When USEC was created by the U.S. government in the 1990s, the idea was to privatize the job of uranium enrichment. USEC leased an old Energy Department plant and under a program known as Megatons to Megawatts, it has blended down highly enriched uranium taken from 17,698 Russian warheads under a U.S.-Russia treaty.

Two decades later, however, the Bethesda-based firm is still struggling to stand on its own two feet. Its deal for inexpensive supplies from dismantled Russian nuclear weapons runs out at the end of 2013. A contract for electricity from the Tennessee Valley Authority expires in May and USEC’s outdated plant — which devours as much electricity as the city of Nashville — will be unable to compete with other companies.

USEC says it needs government help. It wants to build a new, more efficient facility that would house thousands of 43-foot-tall centrifuges. But the two-month budget measure Congress passed in December blocks a $150 million Energy Department grant that USEC needs to continue development. And USEC’s application for a $2 billion Energy Department loan guarantee has been stalled for nearly four years, despite lobbying by the entire congressional delegation from Ohio, where the company wants to build the plant.

Ohio is a battleground not only for USEC, but for President Obama and House Speaker John A. Boehner (R-Ohio). Obama needs votes in the swing state, and USEC says the American Centrifuge Project would provide 4,000 construction jobs and 400 long-term jobs.

While campaigning in 2008, Obama wrote to Gov. Ted Strickland that “under my administration, energy programs that promote safe and environmentally sound technologies and are domestically produced, such as the enrichment facility in Ohio, will have my full support.” He added, “I will work with the Department of Energy to help make loan guarantees available for this and other advanced energy programs that reduce carbon emissions and break the tie to high cost, foreign energy sources.”

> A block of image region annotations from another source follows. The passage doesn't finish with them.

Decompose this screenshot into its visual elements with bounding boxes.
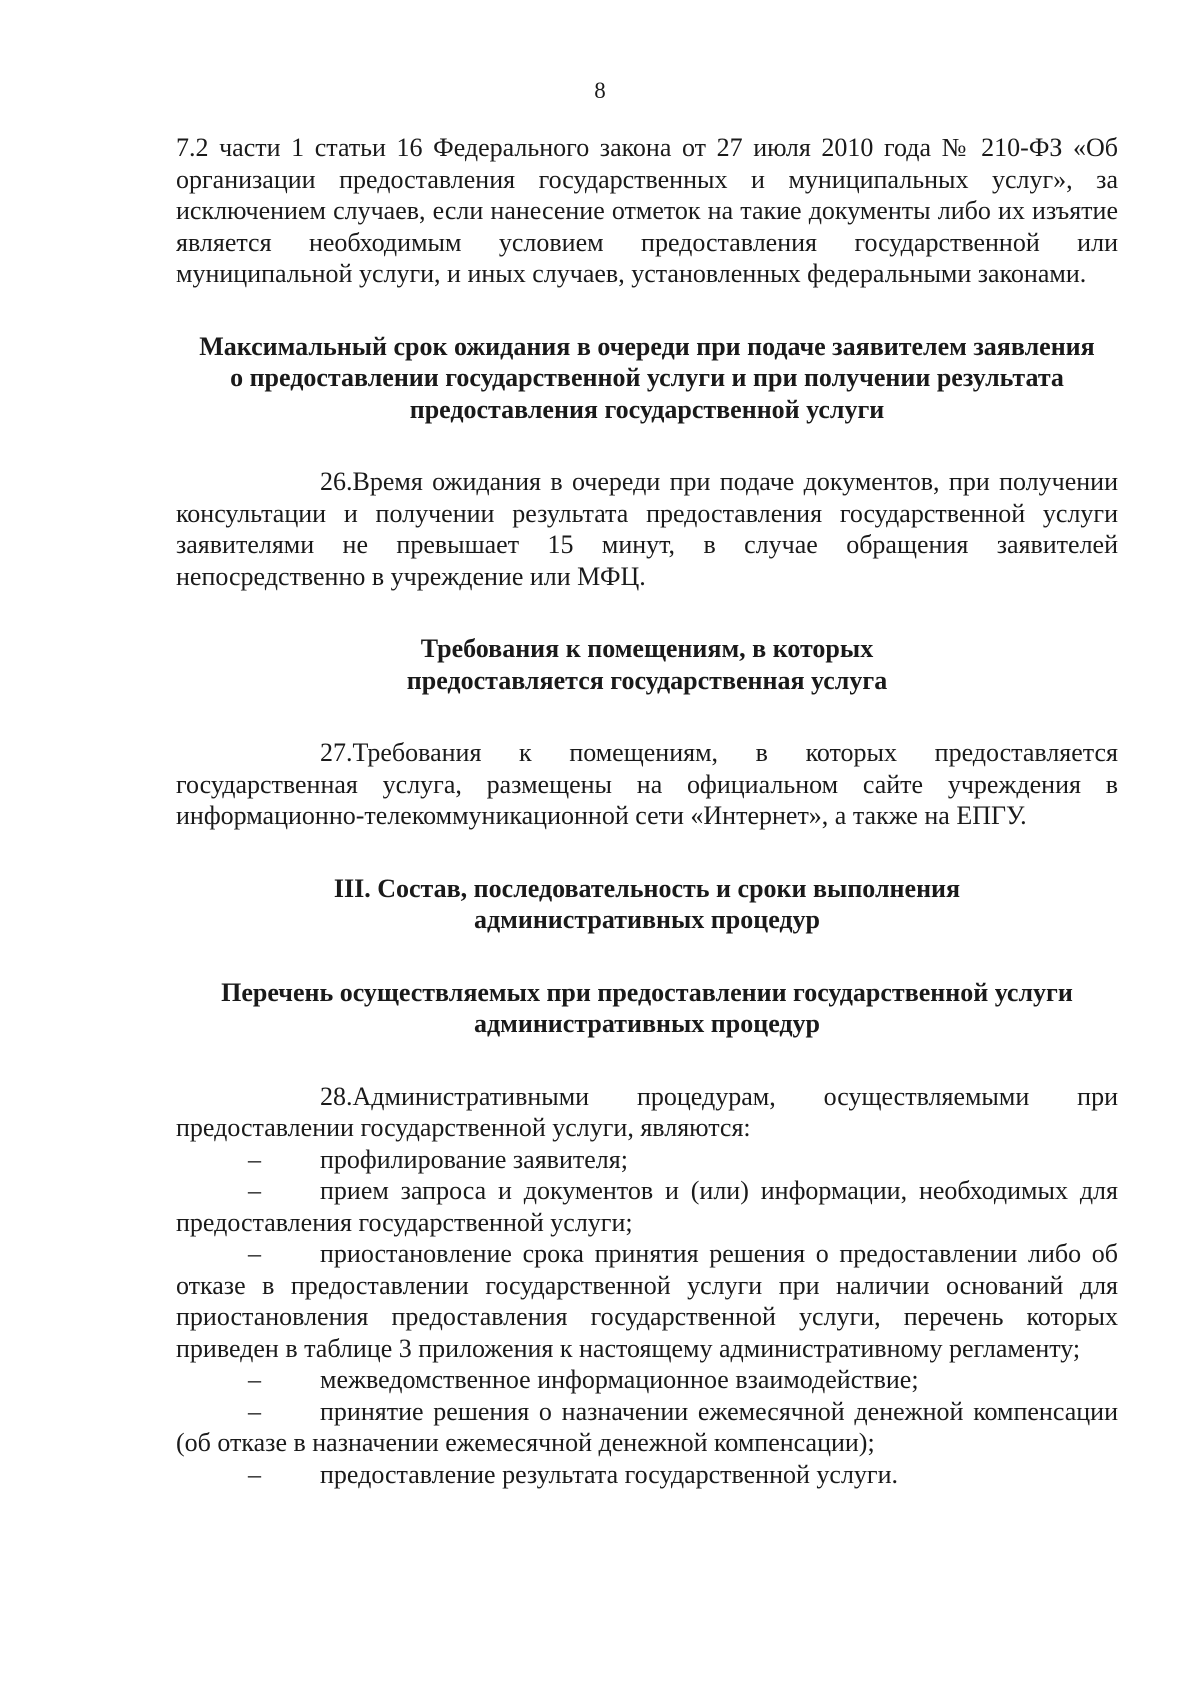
list-item xyxy=(176,1238,1118,1364)
clause-26 xyxy=(176,466,1118,592)
list-item-text: межведомственное информационное взаимодействие; xyxy=(320,1365,919,1394)
clause-27 xyxy=(176,737,1118,832)
procedures-heading-block xyxy=(176,977,1118,1040)
clause-27-number: 27. xyxy=(320,738,353,767)
list-item-text: прием запроса и документов и (или) информации, необходимых для предоставления государственной услуги; xyxy=(176,1176,1118,1237)
clause-28-text: Административными процедурам, осуществляемыми при предоставлении государственной услуги, являются: xyxy=(176,1081,1118,1142)
page-number: 8 xyxy=(594,78,606,103)
clause-27-text: Требования к помещениям, в которых предоставляется государственная услуга, размещены на официальном сайте учреждения в информационно-телекоммуникационной сети «Интернет», а также на ЕПГУ. xyxy=(176,738,1118,830)
list-item-text: предоставление результата государственной услуги. xyxy=(320,1459,899,1489)
queue-heading-block xyxy=(176,331,1118,426)
list-item xyxy=(176,1364,1118,1396)
list-item xyxy=(176,1459,1118,1491)
section-three-heading-block xyxy=(176,873,1118,936)
section-three-heading-line2: административных процедур xyxy=(473,905,821,934)
page-content xyxy=(176,132,1118,1490)
procedures-heading-line2: административных процедур xyxy=(473,1009,821,1038)
list-item-text: принятие решения о назначении ежемесячной денежной компенсации (об отказе в назначении ежемесячной денежной компенсации); xyxy=(176,1396,1118,1457)
dash-marker: – xyxy=(248,1144,261,1174)
procedures-heading-line1: Перечень осуществляемых при предоставлении государственной услуги xyxy=(221,977,1073,1007)
dash-marker: – xyxy=(248,1176,261,1205)
list-item xyxy=(176,1396,1118,1459)
clause-26-text: Время ожидания в очереди при подаче документов, при получении консультации и получении результата предоставления государственной услуги заявителями не превышает 15 минут, в случае обращения заявителей непосредственно в учреждение или МФЦ. xyxy=(176,467,1118,591)
list-item xyxy=(176,1175,1118,1238)
dash-marker: – xyxy=(248,1459,261,1489)
premises-section-heading: Требования к помещениям, в которых предоставляется государственная услуга xyxy=(406,634,888,695)
dash-marker: – xyxy=(248,1365,261,1394)
list-item-text: профилирование заявителя; xyxy=(320,1144,628,1174)
intro-paragraph: 7.2 части 1 статьи 16 Федерального закона от 27 июля 2010 года № 210-ФЗ «Об организации предоставления государственных и муниципальных услуг», за исключением случаев, если нанесение отметок на такие документы либо их изъятие является необходимым условием предоставления государственной или муниципальной услуги, и иных случаев, установленных федеральными законами. xyxy=(176,133,1118,288)
list-item xyxy=(176,1144,1118,1176)
section-three-heading-line1: III. Состав, последовательность и сроки выполнения xyxy=(333,873,961,903)
list-item-text: приостановление срока принятия решения о предоставлении либо об отказе в предоставлении государственной услуги при наличии оснований для приостановления предоставления государственной услуги, перечень которых приведен в таблице 3 приложения к настоящему административному регламенту; xyxy=(176,1239,1118,1363)
dash-marker: – xyxy=(248,1396,261,1426)
clause-28-number: 28. xyxy=(320,1081,353,1111)
dash-marker: – xyxy=(248,1239,261,1268)
premises-heading-block xyxy=(176,633,1118,696)
queue-section-heading: Максимальный срок ожидания в очереди при подаче заявителем заявления о предоставлении государственной услуги и при получении результата предоставления государственной услуги xyxy=(199,331,1095,424)
clause-28 xyxy=(176,1081,1118,1144)
clause-26-number: 26. xyxy=(320,467,353,496)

Boehner wrote a glowing letter on Oct. 27, 2009, in support of the USEC loan guarantee. But in December, he insisted that the two-month budget measure should not include authorization for the Energy Department to direct $150 million to USEC because that would be an ­earmark. He says he supports passage of free-standing legislation that would let Congress weigh the grant on its merits.

The political fallout: Boehner blames Obama for failing to approve the loan guarantee. The Obama administration, burned by bad publicity over its loan to a now-bankrupt solar panel maker named Solyndra, says USEC’s credit rating is too low to qualify for a loan guarantee and blames Boehner for blocking the grant.